MLB

POWER OF PINSTRIPES FADING, FALLING FAST

JOE Torre did not take the money and Alex Rodriguez refused to even discuss it with the Yankees.

The items that made the Yankees the Yankees – swelling payroll and the stockpiling of fame – are vanishing. The Yankees can’t give their money away right now, and they are bleeding legends.

They are no longer the Yankees, at least not in the fashion we have known them under George Steinbrenner. They have been ebbing toward a different model recently as Steinbrenner faded and GM Brian Cashman’s power rose. But this will be marked as the most distinct moment in time when the organization changed irrevocably.

The moment when all pretense was stripped away to reveal that Steinbrenner no longer runs this club. The moment when Torre, A-Rod, and probably Don Mattingly and Ron Guidry, too, left the organization, maybe forever.
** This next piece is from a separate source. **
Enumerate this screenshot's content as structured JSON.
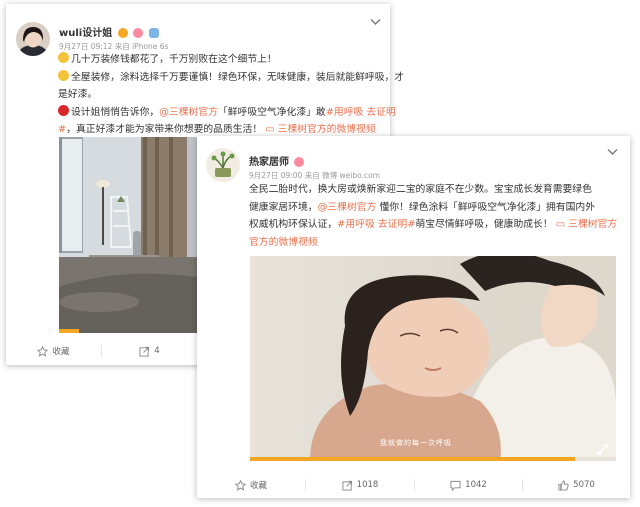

The moment when Andy Pettitte, Jorge Posada and Mariano Rivera, at least, contemplated the same leap. The moment when Steinbrenner’s sons, especially the eldest, Hank, emerged as front men. The moment when the Red Sox clearly became the team to beat in The Rivalry. The moment when the game’s most famous stadium was beginning a farewell campaign and a new palace was nearing its debut.

How is the last Old-Timer’s Day at the old Stadium going to look without Mattingly and Guidry? How is the All-Star Game in The Bronx going to look with Boston skipper Terry Francona managing the AL team?

How do the Yanks stay winners in the leap from one facility to another if so many key veterans flee? Rodriguez already is gone, taking nearly irreplaceable righty power with him.

A-Rod‘s divorce decree was messy and ill-timed. But underneath the ridiculous hunger for attention – which meant stepping on the World Series – Rodriguez’s concerns about the Yankee future are hard to dismiss simply because you may not like the man and/or his tactics.

“We wanted to know the composition of the team before making a decision,” agent Scott Boras said yesterday in explaining why his client opted out Sunday on the final three years of his contract. Rodriguez had only until 10 days after the World Series to accept or decline, and Boras reasoned that was not enough time to know what potential free agents Pettitte, Posada and Rivera were going to do.

In addition, Rodriguez fretted about the handoff from Torre to Joe Girardi. A-Rod didn’t adore his Yankee manager, but he grew to respect Torre’s ability to neutralize firestorms and preserve clubhouse calm. Rodriguez hated playing for Buck Showalter in Texas, which was a key reason he forced his way out, ultimately to the Yanks. He had heard enough comparisons of Girardi’s Type-A persona to that of Showalter to fret about playing for Girardi.

And there also was no way to read how ownership by Steinbrenner’s sons, Hal and Hank, was going to impact the team. Already, we have seen a willingness of the sons to stay unified behind the baseball department’s decisions.

But that is before the first boos, the first loss. In addition, we have seen Hank has some of the old man’s feistiness, but also a tendency to say some dubious stuff.

Suddenly the Yanks have a lot of neophytes in key positions – the Steinbrenner boys and Girardi, specifically – at this dynamic moment. Can they survive?

Well, it is important to remember that after the 1992 season, Greg Maddux, also repped by Boras, spurned a greater financial offer from the Yanks to play with the Braves, in part, because he was worried if the Yanks were capable of winning.

David Cone thought the Yanks were too disorganized to sign as a free agent. The Yanks actually went to their ninth choice – behind pitchers such as Greg Swindell and John Smiley – and it was Jimmy Key, who was instrumental in the turnaround that led to dynasty.

Scott Brosius was a financial counterweight for the Yanks to rid themselves of a failed Boras client, Kenny Rogers, and Brosius was the third baseman for three straight championships.

So there is always hope. Yet it is obvious now – as Yankee money is spurned and they even toy with the idea of rebuilding – that these are not Hank Steinbrenner’s father’s Yankees.